Maybe I misread the kernel changes for one of these and got the version
where this function changed wrong. Right now I have it listed as 2.6.29
was the first kernel to use a 3 argument version of smp_call_function.
Perhaps it changed earlier than that, or perhaps one of the 2.6.28.x
versions changed it too. I did not consider the point releases of stable
kernels when doing the checks.

Now I just checked 2.6.28 again, and certainly a pure 2.6.28 expects
4 arguments to the function smp_call_function, which is what the code
currently does. Only 2.6.29, or a kernel with other patches could have
the 3 argument version of smp_call_function.
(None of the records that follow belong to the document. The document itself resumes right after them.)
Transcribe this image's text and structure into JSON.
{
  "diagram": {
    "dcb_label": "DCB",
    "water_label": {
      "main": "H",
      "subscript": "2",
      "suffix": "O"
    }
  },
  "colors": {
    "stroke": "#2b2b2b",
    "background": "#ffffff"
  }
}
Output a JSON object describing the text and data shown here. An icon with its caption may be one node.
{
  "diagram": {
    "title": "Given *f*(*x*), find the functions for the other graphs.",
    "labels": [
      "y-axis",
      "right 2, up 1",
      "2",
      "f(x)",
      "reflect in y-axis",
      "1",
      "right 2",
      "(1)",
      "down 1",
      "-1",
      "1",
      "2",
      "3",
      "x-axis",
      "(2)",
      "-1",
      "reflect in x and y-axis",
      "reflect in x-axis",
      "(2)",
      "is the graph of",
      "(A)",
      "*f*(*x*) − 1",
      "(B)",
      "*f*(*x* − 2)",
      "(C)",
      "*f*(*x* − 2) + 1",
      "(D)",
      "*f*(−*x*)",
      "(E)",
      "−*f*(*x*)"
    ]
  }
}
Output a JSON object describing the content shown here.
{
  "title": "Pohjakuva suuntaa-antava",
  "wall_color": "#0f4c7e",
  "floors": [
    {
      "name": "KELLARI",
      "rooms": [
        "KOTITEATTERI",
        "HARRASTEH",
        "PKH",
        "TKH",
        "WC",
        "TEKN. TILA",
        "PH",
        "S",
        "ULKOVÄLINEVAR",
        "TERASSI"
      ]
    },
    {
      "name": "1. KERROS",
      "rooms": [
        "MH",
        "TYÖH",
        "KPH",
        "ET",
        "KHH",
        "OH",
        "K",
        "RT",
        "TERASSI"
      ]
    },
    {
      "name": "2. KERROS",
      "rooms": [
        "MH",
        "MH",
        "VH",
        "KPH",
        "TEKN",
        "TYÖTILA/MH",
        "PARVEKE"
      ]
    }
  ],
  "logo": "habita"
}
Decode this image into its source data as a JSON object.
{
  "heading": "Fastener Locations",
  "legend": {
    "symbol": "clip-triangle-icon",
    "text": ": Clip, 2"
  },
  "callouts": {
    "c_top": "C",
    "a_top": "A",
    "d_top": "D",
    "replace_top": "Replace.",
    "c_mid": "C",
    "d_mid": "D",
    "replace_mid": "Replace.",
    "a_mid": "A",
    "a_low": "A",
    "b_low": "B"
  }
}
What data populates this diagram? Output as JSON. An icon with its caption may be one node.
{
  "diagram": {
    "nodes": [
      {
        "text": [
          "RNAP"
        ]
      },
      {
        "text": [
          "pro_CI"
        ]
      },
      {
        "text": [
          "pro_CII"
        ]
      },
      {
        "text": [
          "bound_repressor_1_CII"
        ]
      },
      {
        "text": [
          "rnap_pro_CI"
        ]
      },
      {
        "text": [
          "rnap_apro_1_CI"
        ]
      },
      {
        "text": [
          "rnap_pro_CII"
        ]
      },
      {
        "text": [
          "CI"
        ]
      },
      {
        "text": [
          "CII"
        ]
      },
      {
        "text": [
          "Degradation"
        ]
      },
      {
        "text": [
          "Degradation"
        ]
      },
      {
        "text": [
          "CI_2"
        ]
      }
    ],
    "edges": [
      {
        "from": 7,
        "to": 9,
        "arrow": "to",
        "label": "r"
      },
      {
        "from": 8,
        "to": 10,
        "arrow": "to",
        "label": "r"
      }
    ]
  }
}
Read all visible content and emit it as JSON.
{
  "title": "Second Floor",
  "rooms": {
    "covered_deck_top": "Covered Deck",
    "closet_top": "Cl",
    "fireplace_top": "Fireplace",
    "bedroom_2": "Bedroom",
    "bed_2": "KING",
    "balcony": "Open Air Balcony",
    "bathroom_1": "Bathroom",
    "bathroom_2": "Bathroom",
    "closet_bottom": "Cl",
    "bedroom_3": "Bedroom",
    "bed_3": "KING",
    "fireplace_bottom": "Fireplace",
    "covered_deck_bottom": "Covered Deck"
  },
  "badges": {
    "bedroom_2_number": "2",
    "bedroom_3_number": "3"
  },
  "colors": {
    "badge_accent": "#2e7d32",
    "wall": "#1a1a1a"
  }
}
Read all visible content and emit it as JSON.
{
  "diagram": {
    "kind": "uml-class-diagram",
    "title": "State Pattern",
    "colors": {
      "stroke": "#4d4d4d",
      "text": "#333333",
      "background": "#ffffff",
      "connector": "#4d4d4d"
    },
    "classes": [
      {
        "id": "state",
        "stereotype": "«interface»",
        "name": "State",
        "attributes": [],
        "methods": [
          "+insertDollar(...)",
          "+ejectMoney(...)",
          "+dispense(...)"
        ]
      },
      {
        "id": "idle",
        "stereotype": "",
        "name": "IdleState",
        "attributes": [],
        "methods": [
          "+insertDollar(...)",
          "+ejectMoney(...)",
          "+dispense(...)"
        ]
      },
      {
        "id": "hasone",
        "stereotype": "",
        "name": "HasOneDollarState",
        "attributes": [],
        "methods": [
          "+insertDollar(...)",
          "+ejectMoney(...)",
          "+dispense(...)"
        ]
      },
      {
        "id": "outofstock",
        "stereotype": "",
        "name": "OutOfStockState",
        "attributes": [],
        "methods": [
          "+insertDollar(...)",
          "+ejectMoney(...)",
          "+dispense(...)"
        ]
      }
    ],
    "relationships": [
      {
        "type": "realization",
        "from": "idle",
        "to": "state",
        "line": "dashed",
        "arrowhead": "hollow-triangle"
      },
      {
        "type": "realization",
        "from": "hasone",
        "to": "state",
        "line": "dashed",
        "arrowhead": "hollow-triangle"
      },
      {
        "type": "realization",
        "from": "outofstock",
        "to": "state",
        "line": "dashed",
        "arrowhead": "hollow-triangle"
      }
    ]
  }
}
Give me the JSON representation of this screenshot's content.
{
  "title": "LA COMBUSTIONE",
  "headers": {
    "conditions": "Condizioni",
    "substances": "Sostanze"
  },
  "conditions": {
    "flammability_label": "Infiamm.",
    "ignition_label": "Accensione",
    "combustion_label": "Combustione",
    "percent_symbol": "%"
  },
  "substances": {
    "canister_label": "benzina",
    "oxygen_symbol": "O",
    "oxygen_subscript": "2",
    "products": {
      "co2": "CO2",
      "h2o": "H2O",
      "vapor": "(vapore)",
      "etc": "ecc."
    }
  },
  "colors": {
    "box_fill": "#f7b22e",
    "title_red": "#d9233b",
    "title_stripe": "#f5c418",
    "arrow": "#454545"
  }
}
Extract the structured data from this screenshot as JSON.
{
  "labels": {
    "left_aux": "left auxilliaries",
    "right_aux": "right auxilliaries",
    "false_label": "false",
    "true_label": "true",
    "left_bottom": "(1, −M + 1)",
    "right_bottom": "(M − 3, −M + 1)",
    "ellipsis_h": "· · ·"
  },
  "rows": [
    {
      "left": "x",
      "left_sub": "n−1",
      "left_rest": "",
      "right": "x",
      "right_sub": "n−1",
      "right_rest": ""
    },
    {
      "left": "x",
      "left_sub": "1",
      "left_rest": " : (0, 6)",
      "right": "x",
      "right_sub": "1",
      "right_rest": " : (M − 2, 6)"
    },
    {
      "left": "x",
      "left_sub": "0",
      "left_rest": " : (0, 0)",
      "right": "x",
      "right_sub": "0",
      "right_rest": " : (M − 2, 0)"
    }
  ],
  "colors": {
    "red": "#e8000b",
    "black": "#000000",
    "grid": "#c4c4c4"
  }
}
When you look at your kernel, what do you have in include/linux/smp.h
for the smp_call_function() definition?

2.6.29 has:
int smp_call_function(void(*func)(void *info), void *info, int wait);
So that is 3 arguments.

2.6.26 has:
int smp_call_function(void(*func)(void *info), void *info, int retry, int wait);
So that is 4 arguments.

2.6.28 from kernel.org has the same as 2.6.26, so it should be working.

Now I found some 2.6.27 and 2.6.28 debian headers on one of my machines,
and it appears debian patched something in 2.6.27 that gave it the
smp_call_function style of 2.6.29, even though official 2.6.27 and 2.6.28
don't have that. How amazingly annoying. So debian's kernels appear
to at times be incompatible with the kernel.org kernel, and at the same
time they have no taken away our ability to use compile tests to look for
which function call style to use, and at the same time we can't trust
the kernel version for testing since patches may completely change the
kernel interface. I can only see this to mean that there is now no way
to reliably make out of tree modules compile against debian's kernels
given the changes done in 2.6.29.

So if you use debian's 2.6.27 or 2.6.28, then it is broken, but then
again those two no longer exist in debian, so you probably should stop
using those. If you use 2.6.27 or 2.6.28 from kernel.org then they should
work fine (as long as you avoid any of debian's patches to the kernel).
Dear Len,

I will admit I have not understood half of what you wrote, however
modifying that line as you suggest and then launching:

[email protected]:~$ sudo m-a a-i -O -l 2.6.28-1-amd64 nvidia

built the package correctly.
I have not rebooted with 2.6.28 to test it, but I expect it to work.

I was holding back to 2.6.28 because of the nvidia module, now I can
safely switch full time to 2.6.29. However, I believe it is good to know
it's fixed.

Hope this helps, let me know if you need more testing.